Unfair trading practices
The European Commission adopted beginning of this year a European Retail Action Plan and a Green Paper on unfair trading practices in the business-to-business food and non-food supply chain in which the Commission identified a number of barriers which remain and hinder the smooth functioning of cross-border sourcing, consumer access to cross-border retail services and market entry for retailers.
According to the Commission, two major challenges exist in the EU retail sector: (i) restrictions on establishment; and more generally, (ii) lack of competitiveness in the retail sector, in particular in some Member States, and a need to reduce barriers and operational restrictions. The Commission Action Plan aims to address the key obstacles identified by setting out a strategy to improve the competitiveness of the retail sector and enhance its economic, environmental and social performance. It aims at presenting a coherent European strategy by putting forward eleven concrete actions that have a direct impact on retail and address the issues identified.
In parallel, the Commission launched a public consultation on its Green Paper on unfair trade practices (UTPs) in the business-to-business food and non-food supply chain. Over the years, unfair practices in relationships between suppliers and buyers have increasingly been seen by public authorities as an important political issue. As a result, many Member States have taken actions to address the issue of UTPs but have done so in different ways. This has led to a high degree of divergence in terms of the level, nature and legal form of protection provided against UTPs at national level. Some national frameworks are statutory while others are self-regulatory, some are sector-specific while other apply across the board, some address certain UTPs while other don't. The consultation launched by the Green Paper will help the Commission in the assessment of the national rules applicable to UTPs. All interested parties are invited to submit their views in response to the questions raised in the Green Paper by 30 April 2013. As a follow-up to this Green Paper and on the basis of the responses received, the Commission will announce the next steps by mid-2013.
On 5 February 2013, the European Commission adopted its General Report on REACH, which gives an overview of what has been achieved under the REACH regulation to date. The review concludes that while some adjustments are needed, no major overhaul is required. However, the Commission outlines that it will explore ways to reduce the financial impact of the Regulation, in particular for SMEs, inter alias, by reviewing the distribution of registration fees to grant greater reductions to SMEs and by asking ECHA to provide more specific guidance on transparency, non-discrimination and fair cost sharing. The Commission also proposes more specific recommendations from the Commission to reduce the impact of the Regulation on SMEs are presented in an annex to this report.

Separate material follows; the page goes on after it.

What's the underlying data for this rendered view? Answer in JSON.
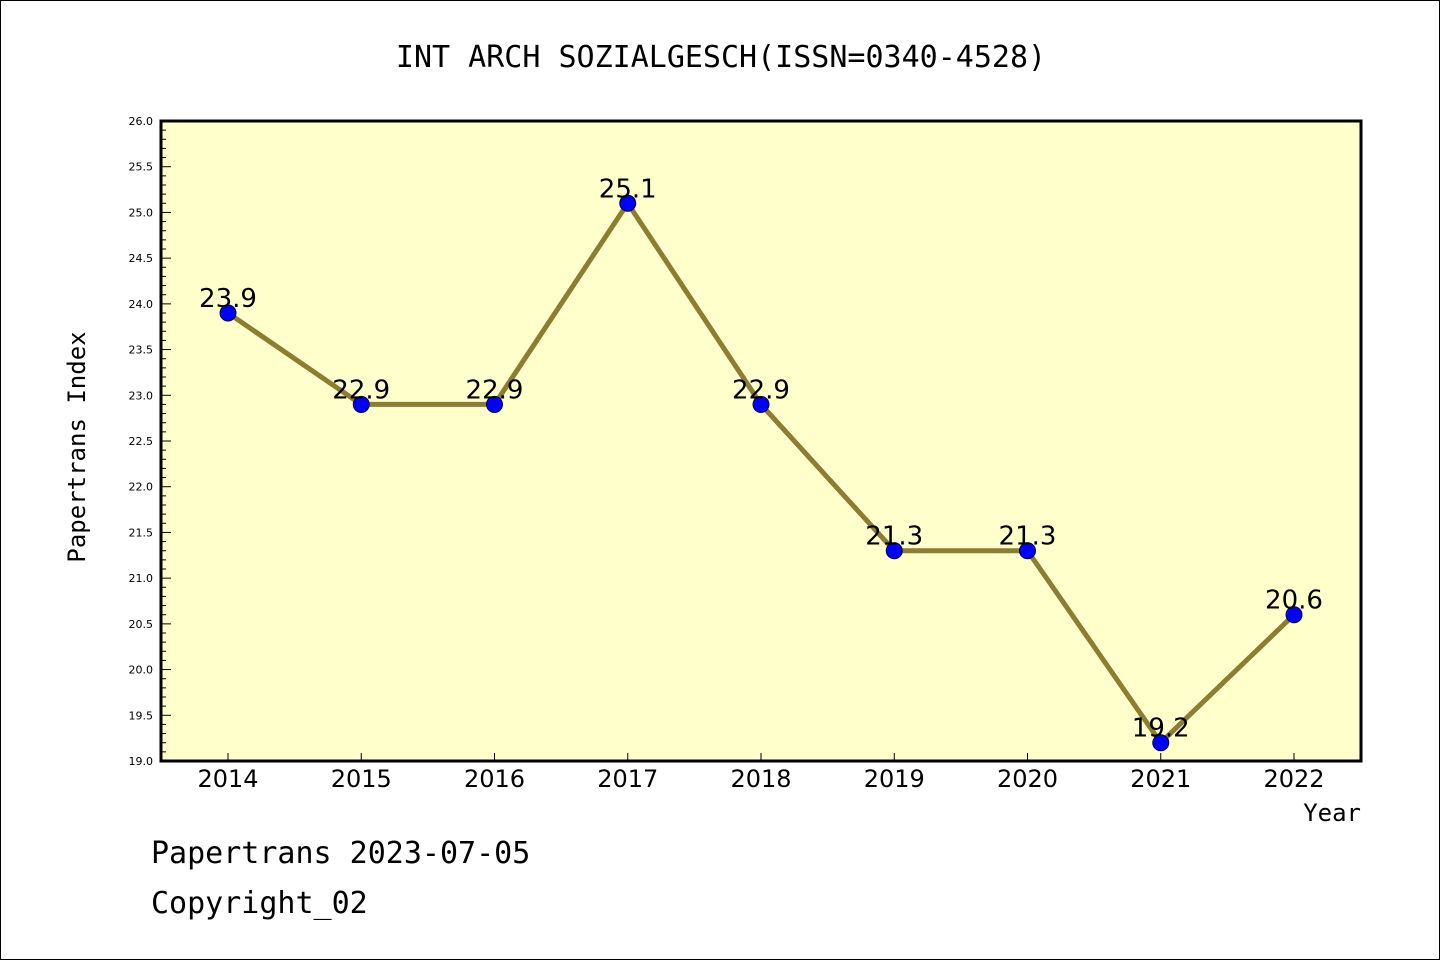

During the next few months the revision of REACH will be object of extensive debate within the institutions and among stakeholders. In addition, in cooperation with Member States and ECHA, the Commission is developing a roadmap to assess and identify substances of very high concern (SVHC). It will set out clear milestones, deliverables and the division of work between the Commission, Member States and ECHA to place all relevant known SVHC on the candidate list by 2020.
The next deadline under the REACH regulation is 31 May 2013, by when industry must register all phase-in substances manufactured or imported in the EU at or above 100 tonnes a year.